C++ Optimization – Most Efficient Implementation of a Tree in C++

cdata structuresoptimization

I need to write a tree where each element may have any number of child elements, and because of this each branch of the tree may have any length.

The tree is only going to receive elements at first and then it is going to use exclusively for iterating though it's branches in no specific order.

The tree will have several million elements and must be fast but also memory efficient.

My plan makes a node class to store the elements and the pointers to its children. When the tree is fully constructed, it would be transformed it to an array or something faster and if possible, loaded to the processor's cache.

Construction and the search on the tree are two different problems. Can I focus on how to solve each problem on the best way individually? The construction of has to be as fast as possible but it can use memory as it pleases. Then the transformation into a format that give us speed when iterating the tree's branches. This should preferably be an array to avoid going back and forth from RAM to cache in each element of the tree.

So the real question is which is the structure to implement a tree to maximize insert speed, how can I transform it to a structure that gives me the best speed and memory?

Best Answer

A natural way to implement an updateable tree with arbitrary numbers of children per node is to reinterpret a binary tree such that the "left hand" link points to the node's first child, and the "right hand" link points to the next child of the same parent. This takes two links per node, and requires linear list traversal to locate a particular child. However, if the order of the children doesn't matter, you can simply insert each child at the head of the child list.

You can construct a read-only tree with only one link per node, by concatenating all children of a given node into a sub-vector, and dropping the right-hand link in favor of iteration. You will need to include either a boolean last_child flag or a child_count field as part of your read-only node structure; note that the child_count version will permit random access of child lists.

If your read-only queries frequently iterate through long child lists, this may dramatically improve your cache usage.

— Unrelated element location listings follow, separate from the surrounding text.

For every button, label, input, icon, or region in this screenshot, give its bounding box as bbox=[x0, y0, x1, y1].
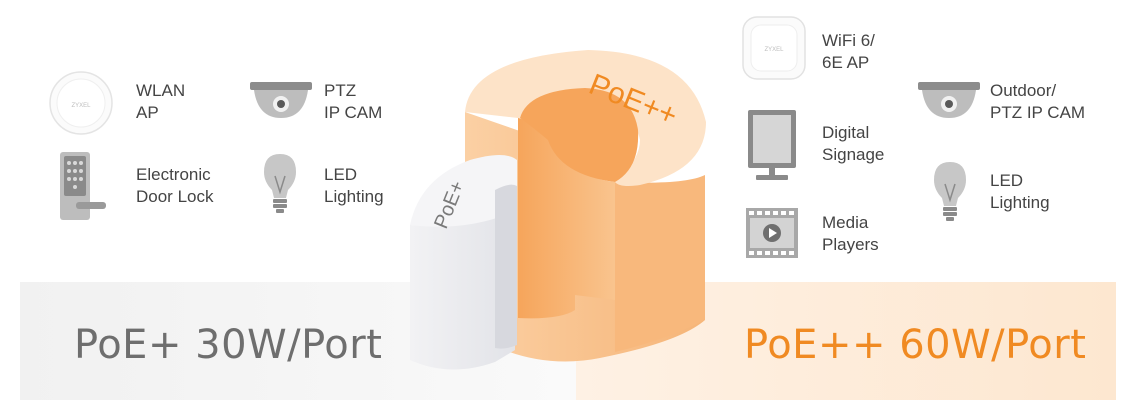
poe-plus-plus-ring-front bbox=[615, 175, 705, 352]
ptz-camera-icon bbox=[250, 82, 312, 118]
poe-plus-cylinder-top bbox=[410, 155, 517, 227]
svg-text:ZYXEL: ZYXEL bbox=[764, 47, 784, 53]
poe-plus-plus-core bbox=[518, 118, 615, 319]
poe-plus-power-label: PoE+ 30W/Port bbox=[74, 322, 383, 368]
poe-plus-plus-ring-top bbox=[465, 50, 706, 186]
digital-signage-icon bbox=[748, 110, 796, 180]
svg-text:ZYXEL: ZYXEL bbox=[71, 103, 91, 109]
media-player-icon bbox=[746, 208, 798, 258]
outdoor-camera-icon bbox=[918, 82, 980, 118]
poe-plus-cylinder-inner bbox=[495, 184, 517, 349]
light-bulb-icon bbox=[264, 154, 296, 213]
label-wifi6-ap: WiFi 6/6E AP bbox=[822, 31, 875, 72]
poe-plus-plus-ring-hole bbox=[520, 88, 639, 182]
light-bulb-icon bbox=[934, 162, 966, 221]
poe-plus-plus-power-label: PoE++ 60W/Port bbox=[744, 322, 1087, 368]
door-lock-icon bbox=[60, 152, 106, 220]
label-outdoor-camera: Outdoor/PTZ IP CAM bbox=[990, 81, 1086, 122]
poe-plus-cylinder-side bbox=[410, 205, 515, 370]
wifi6-ap-icon: ZYXEL bbox=[742, 16, 806, 80]
wlan-ap-icon: ZYXEL bbox=[49, 71, 113, 135]
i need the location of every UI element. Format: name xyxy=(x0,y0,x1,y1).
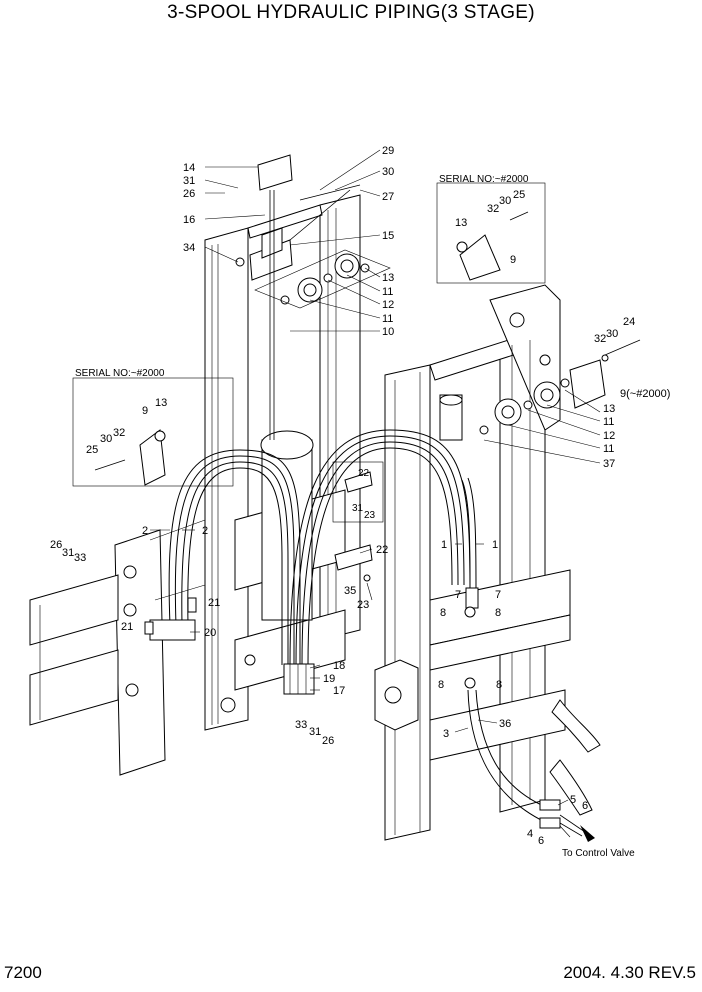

Alternately, if your read-only queries frequently iterate in a depth-first manner, it may be more efficient to drop the left-hand link in favor of iteration, by concatenating all first-child chains into a sub-vector.

In either case, you can use an STL vector<> to do memory-management for the read-only tree -- by doing a traversal (in the appropriate order) of your updateable tree, and using push_back() to append the read-only version of each tree node, in order. Remember that you will need to use indices rather than pointers for your links, as pushing an element may reallocate the vector<>.

Finally, minimizing the size of your read-only node structure can improve your performance. If your read-only node includes a link to the original datastructure, you can profitably strip out any data not needed during a query's traversal but only used when the query finds its target. (Come to think of it, the updateable tree might also benefit from this.)